Cette fois, il devrait accepter. Serge Lama recevra, le 25 novembre, à L’Olympia, le seul, l’unique, prix Spécial de la Sacem. En février, le chanteur avait refusé une Victoire d’honneur, vexé parce qu’il faisait partie d’une fournée de quatre Victoires d’honneur.

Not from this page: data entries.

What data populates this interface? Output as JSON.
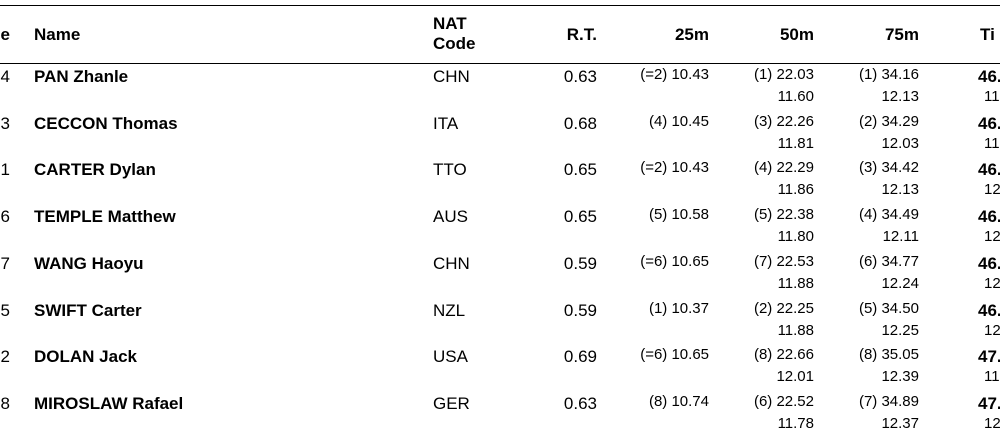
{
  "table": {
    "headers": [
      "e",
      "Name",
      "NAT Code",
      "R.T.",
      "25m",
      "50m",
      "75m",
      "Ti"
    ],
    "rows": [
      {
        "lane": "4",
        "name": "PAN Zhanle",
        "nat": "CHN",
        "rt": "0.63",
        "s25": "(=2) 10.43",
        "s50": "(1) 22.03",
        "d50": "11.60",
        "s75": "(1) 34.16",
        "d75": "12.13",
        "time": "46.",
        "dtime": "11"
      },
      {
        "lane": "3",
        "name": "CECCON Thomas",
        "nat": "ITA",
        "rt": "0.68",
        "s25": "(4) 10.45",
        "s50": "(3) 22.26",
        "d50": "11.81",
        "s75": "(2) 34.29",
        "d75": "12.03",
        "time": "46.",
        "dtime": "11"
      },
      {
        "lane": "1",
        "name": "CARTER Dylan",
        "nat": "TTO",
        "rt": "0.65",
        "s25": "(=2) 10.43",
        "s50": "(4) 22.29",
        "d50": "11.86",
        "s75": "(3) 34.42",
        "d75": "12.13",
        "time": "46.",
        "dtime": "12"
      },
      {
        "lane": "6",
        "name": "TEMPLE Matthew",
        "nat": "AUS",
        "rt": "0.65",
        "s25": "(5) 10.58",
        "s50": "(5) 22.38",
        "d50": "11.80",
        "s75": "(4) 34.49",
        "d75": "12.11",
        "time": "46.",
        "dtime": "12"
      },
      {
        "lane": "7",
        "name": "WANG Haoyu",
        "nat": "CHN",
        "rt": "0.59",
        "s25": "(=6) 10.65",
        "s50": "(7) 22.53",
        "d50": "11.88",
        "s75": "(6) 34.77",
        "d75": "12.24",
        "time": "46.",
        "dtime": "12"
      },
      {
        "lane": "5",
        "name": "SWIFT Carter",
        "nat": "NZL",
        "rt": "0.59",
        "s25": "(1) 10.37",
        "s50": "(2) 22.25",
        "d50": "11.88",
        "s75": "(5) 34.50",
        "d75": "12.25",
        "time": "46.",
        "dtime": "12"
      },
      {
        "lane": "2",
        "name": "DOLAN Jack",
        "nat": "USA",
        "rt": "0.69",
        "s25": "(=6) 10.65",
        "s50": "(8) 22.66",
        "d50": "12.01",
        "s75": "(8) 35.05",
        "d75": "12.39",
        "time": "47.",
        "dtime": "11"
      },
      {
        "lane": "8",
        "name": "MIROSLAW Rafael",
        "nat": "GER",
        "rt": "0.63",
        "s25": "(8) 10.74",
        "s50": "(6) 22.52",
        "d50": "11.78",
        "s75": "(7) 34.89",
        "d75": "12.37",
        "time": "47.",
        "dtime": "12"
      }
    ]
  }
}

Outre l’empereur de la chanson française, inénarrable interprète de «Napoléon» et de «Femmes, femmes, femmes», les Grands Prix Sacem récompensent cette année Etienne Daho. Alors que le chanteur va très bientôt sortir un nouvel album, la Sacem lui décerne un Grand Prix de la chanson française qui éclabousse un peu toute une génération de jeunes artistes français se réclamant de l’héritage pop de Daho.

La musique à la Foly

Attribués par un jury de membres du conseil de la Sacem, ces Grands Prix existent depuis 2006 et récompensent les carrières plus ou moins jeunes d’auteurs compositeurs de divers horizons, de la chanson à la musique symphonique en passant par l’humour.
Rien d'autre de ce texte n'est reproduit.